Preprocessed SemEval-2017 and PHEME Datasets and Codes for our paper: Coupled Hierarchical Transformer for Stance-Aware Rumor Verification in Social Media Conversations (https://aclanthology.org/2020.emnlp-main.108.pdf).
Author
Jianfei Yu
July 15, 2020
- Stance Classification (SemEval-2017): the "semeval17_stance" folder.
- Rumor Verification: SemEval-2017 (the "semeval17" folder) & PHEME (the "pheme" folder)
- PyTorch 1.0.0
- Python 3.7
- Step 1: Process the stance classification dataset (SemEval-2017)
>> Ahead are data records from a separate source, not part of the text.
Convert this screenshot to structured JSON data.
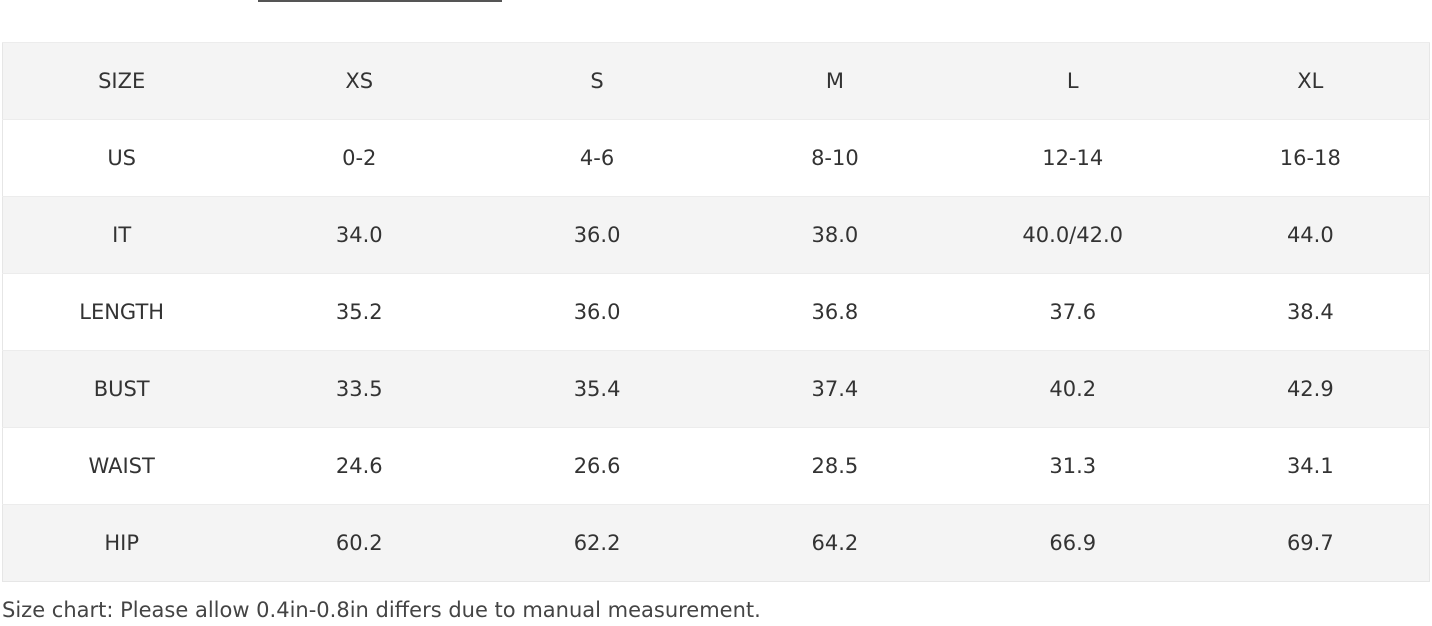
{
  "table": {
    "header": [
      "SIZE",
      "XS",
      "S",
      "M",
      "L",
      "XL"
    ],
    "rows": [
      [
        "US",
        "0-2",
        "4-6",
        "8-10",
        "12-14",
        "16-18"
      ],
      [
        "IT",
        "34.0",
        "36.0",
        "38.0",
        "40.0/42.0",
        "44.0"
      ],
      [
        "LENGTH",
        "35.2",
        "36.0",
        "36.8",
        "37.6",
        "38.4"
      ],
      [
        "BUST",
        "33.5",
        "35.4",
        "37.4",
        "40.2",
        "42.9"
      ],
      [
        "WAIST",
        "24.6",
        "26.6",
        "28.5",
        "31.3",
        "34.1"
      ],
      [
        "HIP",
        "60.2",
        "62.2",
        "64.2",
        "66.9",
        "69.7"
      ]
    ]
  },
  "note": "Size chart: Please allow 0.4in-0.8in differs due to manual measurement."
}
python process_stance_semeval17.py
- Step 2: Process the rumor verification dataset (SemEval-2017 & PHEME)
python process_rumor_semeval17.py
python process_rumor_pheme.py
- Hierarchical Transformer for Stance Classification: each conversation thread is split into 10 subthreads, and each subthread is set to have 17 tweets, and each tweet has 30 tokens.
- Hierarchical Transformer and Coupled Hierarchical Transformer for Rumor Verification: Due to memory limitation, each conversation thread is split into 4 subthreads, and each subthread is set to have 17 tweets, and each tweet has 30 tokens.
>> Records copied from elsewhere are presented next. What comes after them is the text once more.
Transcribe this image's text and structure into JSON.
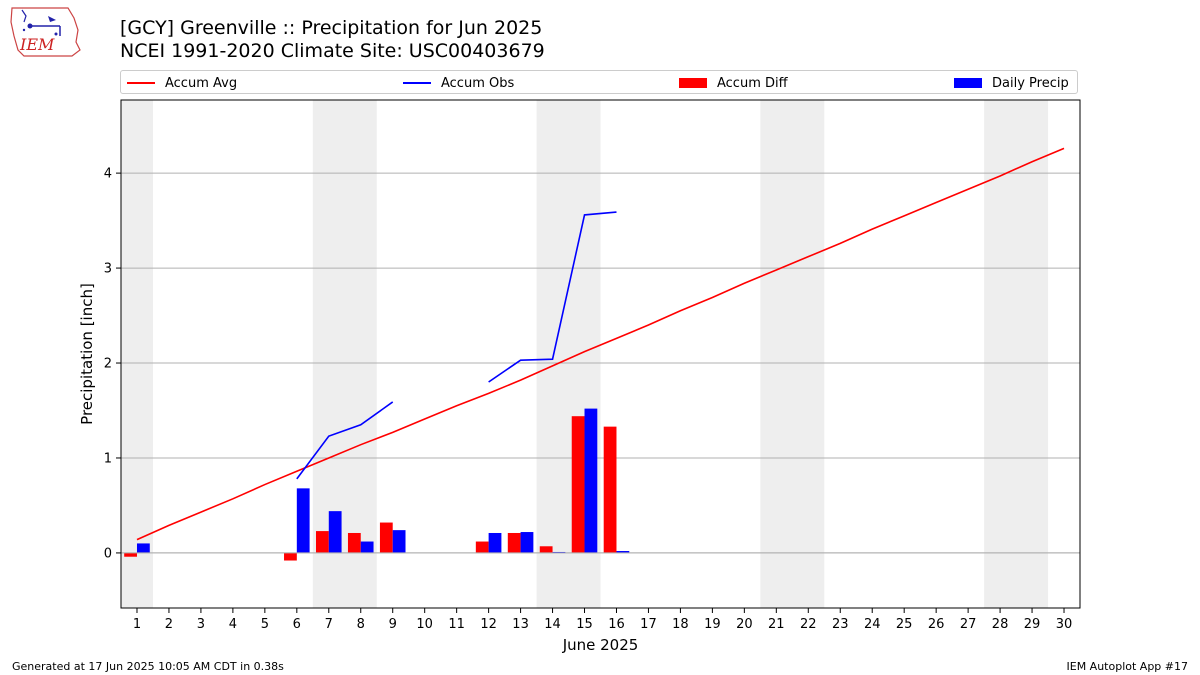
{
  "header": {
    "title_line1": "[GCY] Greenville :: Precipitation for Jun 2025",
    "title_line2": "NCEI 1991-2020 Climate Site: USC00403679",
    "logo_text": "IEM"
  },
  "legend": {
    "accum_avg": "Accum Avg",
    "accum_obs": "Accum Obs",
    "accum_diff": "Accum Diff",
    "daily_precip": "Daily Precip"
  },
  "footer": {
    "left": "Generated at 17 Jun 2025 10:05 AM CDT in 0.38s",
    "right": "IEM Autoplot App #17"
  },
  "colors": {
    "avg": "#ff0000",
    "obs": "#0000ff",
    "diff": "#ff0000",
    "daily": "#0000ff",
    "weekend_shade": "#eeeeee",
    "grid": "#b0b0b0"
  },
  "chart_data": {
    "type": "bar",
    "xlabel": "June 2025",
    "ylabel": "Precipitation [inch]",
    "xlim": [
      0.5,
      30.5
    ],
    "ylim": [
      -0.58,
      4.77
    ],
    "yticks": [
      0,
      1,
      2,
      3,
      4
    ],
    "x": [
      1,
      2,
      3,
      4,
      5,
      6,
      7,
      8,
      9,
      10,
      11,
      12,
      13,
      14,
      15,
      16,
      17,
      18,
      19,
      20,
      21,
      22,
      23,
      24,
      25,
      26,
      27,
      28,
      29,
      30
    ],
    "weekend_shading": [
      [
        0.5,
        1.5
      ],
      [
        6.5,
        8.5
      ],
      [
        13.5,
        15.5
      ],
      [
        20.5,
        22.5
      ],
      [
        27.5,
        29.5
      ]
    ],
    "grid": "horizontal",
    "legend_position": "top",
    "series": [
      {
        "name": "Accum Avg",
        "type": "line",
        "x": [
          1,
          2,
          3,
          4,
          5,
          6,
          7,
          8,
          9,
          10,
          11,
          12,
          13,
          14,
          15,
          16,
          17,
          18,
          19,
          20,
          21,
          22,
          23,
          24,
          25,
          26,
          27,
          28,
          29,
          30
        ],
        "values": [
          0.14,
          0.29,
          0.43,
          0.57,
          0.72,
          0.86,
          1.0,
          1.14,
          1.27,
          1.41,
          1.55,
          1.68,
          1.82,
          1.97,
          2.12,
          2.26,
          2.4,
          2.55,
          2.69,
          2.84,
          2.98,
          3.12,
          3.26,
          3.41,
          3.55,
          3.69,
          3.83,
          3.97,
          4.12,
          4.26
        ]
      },
      {
        "name": "Accum Obs",
        "type": "line",
        "segments": [
          {
            "x": [
              6,
              7,
              8,
              9
            ],
            "values": [
              0.78,
              1.23,
              1.35,
              1.59
            ]
          },
          {
            "x": [
              12,
              13,
              14,
              15,
              16
            ],
            "values": [
              1.8,
              2.03,
              2.04,
              3.56,
              3.59
            ]
          }
        ]
      },
      {
        "name": "Accum Diff",
        "type": "bar",
        "x": [
          1,
          6,
          7,
          8,
          9,
          12,
          13,
          14,
          15,
          16
        ],
        "values": [
          -0.04,
          -0.08,
          0.23,
          0.21,
          0.32,
          0.12,
          0.21,
          0.07,
          1.44,
          1.33
        ]
      },
      {
        "name": "Daily Precip",
        "type": "bar",
        "x": [
          1,
          6,
          7,
          8,
          9,
          12,
          13,
          14,
          15,
          16
        ],
        "values": [
          0.1,
          0.68,
          0.44,
          0.12,
          0.24,
          0.21,
          0.22,
          0.01,
          1.52,
          0.02
        ]
      }
    ]
  }
}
- Note that for each subthread, you can change the number of tweets and the number of words in each tweet by tuning the two parameters: --max_tweet_num 17 --max_tweet_length 30. Also, it is required that max_tweet_num * max_tweet_length <= 512.
- SemEval-2017: This is the training code of tuning parameters on the dev set, and testing on the test set. Note that you can change "CUDA_VISIBLE_DEVICES" based on your available GPUs.
sh run_multi_stance_semeval17_10BERT.sh
- SemEval-2017: This is the training code of tuning parameters on the dev set, and testing on the test set. Note that you can change "CUDA_VISIBLE_DEVICES" based on your available GPUs.
sh run_rumor_semeval17.sh
- PHEME: This is the training code of performing 9 fold cross validation. Note that you can change "CUDA_VISIBLE_DEVICES" based on your available GPUs.
sh run_rumor_pheme.sh
- SemEval-2017: This is the training code of tuning parameters on the dev set, and testing on the test set. Note that you can change "CUDA_VISIBLE_DEVICES" based on your available GPUs.
sh run_multitask_rumor_stance.sh
- PHEME: This is the training code of performing 9 fold cross validation. Note that you can change "CUDA_VISIBLE_DEVICES" based on your available GPUs.
sh run_multitask_rumor_stance_pheme.sh
We show our running logs on the SemEval-2017 dataset in the folder "running_log_files", and you can find similar results as reported in our EMNLP submission.
- Using these two datasets means you have read and accepted the copyrights set by Twitter and dataset providers.